Given a binary string str, the task is to remove the minimum number of characters from the given binary string such that the characters in the remaining string form a sorted order.

Examples:

Input: str = “1000101”
Output: 2
Explanation: 
Removal of the first two occurrences of ‘1’ modifies the string to “00001”, which is a sorted order.
Therefore, the minimum count of characters to be removed is 2.

Input: str = “001111”
Output: 0
Explanation:
The string is already sorted.
Therefore, the minimum count of character to be removed is 0.
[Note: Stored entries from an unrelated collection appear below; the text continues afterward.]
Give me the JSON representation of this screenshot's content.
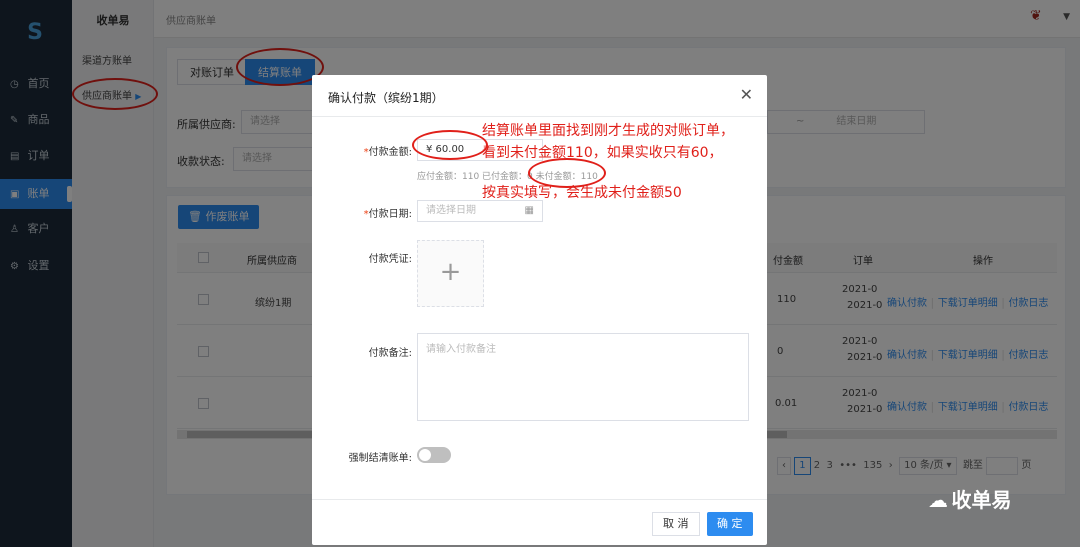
{
  "nav": {
    "items": [
      {
        "label": "首页",
        "icon": "clock-icon"
      },
      {
        "label": "商品",
        "icon": "edit-icon"
      },
      {
        "label": "订单",
        "icon": "list-icon"
      },
      {
        "label": "账单",
        "icon": "clipboard-icon"
      },
      {
        "label": "客户",
        "icon": "user-icon"
      },
      {
        "label": "设置",
        "icon": "gear-icon"
      }
    ],
    "active_index": 3
  },
  "sub": {
    "title": "收单易",
    "items": [
      "渠道方账单",
      "供应商账单"
    ]
  },
  "topbar": {
    "breadcrumb": "供应商账单"
  },
  "tabs": [
    "对账订单",
    "结算账单"
  ],
  "filters": {
    "supplier_label": "所属供应商:",
    "supplier_placeholder": "请选择",
    "status_label": "收款状态:",
    "status_placeholder": "请选择",
    "range_sep": "~",
    "end_date_placeholder": "结束日期"
  },
  "toolbar": {
    "void_button": "作废账单"
  },
  "table": {
    "headers": [
      "所属供应商",
      "付金额",
      "订单",
      "操作"
    ],
    "rows": [
      {
        "supplier": "缤纷1期",
        "amount": "110",
        "date1": "2021-0",
        "date2": "2021-0"
      },
      {
        "supplier": "",
        "amount": "0",
        "date1": "2021-0",
        "date2": "2021-0"
      },
      {
        "supplier": "",
        "amount": "0.01",
        "date1": "2021-0",
        "date2": "2021-0"
      }
    ],
    "actions": [
      "确认付款",
      "下载订单明细",
      "付款日志"
    ]
  },
  "pager": {
    "pages": [
      "1",
      "2",
      "3",
      "•••",
      "135"
    ],
    "size": "10 条/页",
    "jump_label": "跳至",
    "page_suffix": "页"
  },
  "dialog": {
    "title": "确认付款（缤纷1期）",
    "amount_label": "付款金额:",
    "amount_value": "¥ 60.00",
    "amount_hint": "应付金额：110 已付金额：0 未付金额：110",
    "date_label": "付款日期:",
    "date_placeholder": "请选择日期",
    "voucher_label": "付款凭证:",
    "remark_label": "付款备注:",
    "remark_placeholder": "请输入付款备注",
    "force_label": "强制结清账单:",
    "cancel": "取 消",
    "confirm": "确 定"
  },
  "annotation": {
    "lines": [
      "结算账单里面找到刚才生成的对账订单，",
      "看到未付金额110，如果实收只有60，",
      "按真实填写，会生成未付金额50"
    ],
    "color": "#e0201a"
  },
  "watermark": "收单易",
  "accent": "#2d8cf0"
}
Approach: The idea is to count the number of 1s before the last occurrence of 0 and the number of 0s after the first occurrence of 1. The minimum of the two counts is the required number of characters to be removed. Below are the steps:



  1. Traverse the string str and find the position of the first occurrence of 1 and the last occurrence of 0.
  2. Print 0 if the str has only one type of character.
  3. Now, count the number of 1 is present prior to the last occurrence of 0 and store in a variable, say cnt1.
  4. Now, count the number of 0s present after the first occurrence of 1 in a variable, say cnt0.
  5. Print the minimum of cnt0 and cnt1 as the minimum count of character required to be removed.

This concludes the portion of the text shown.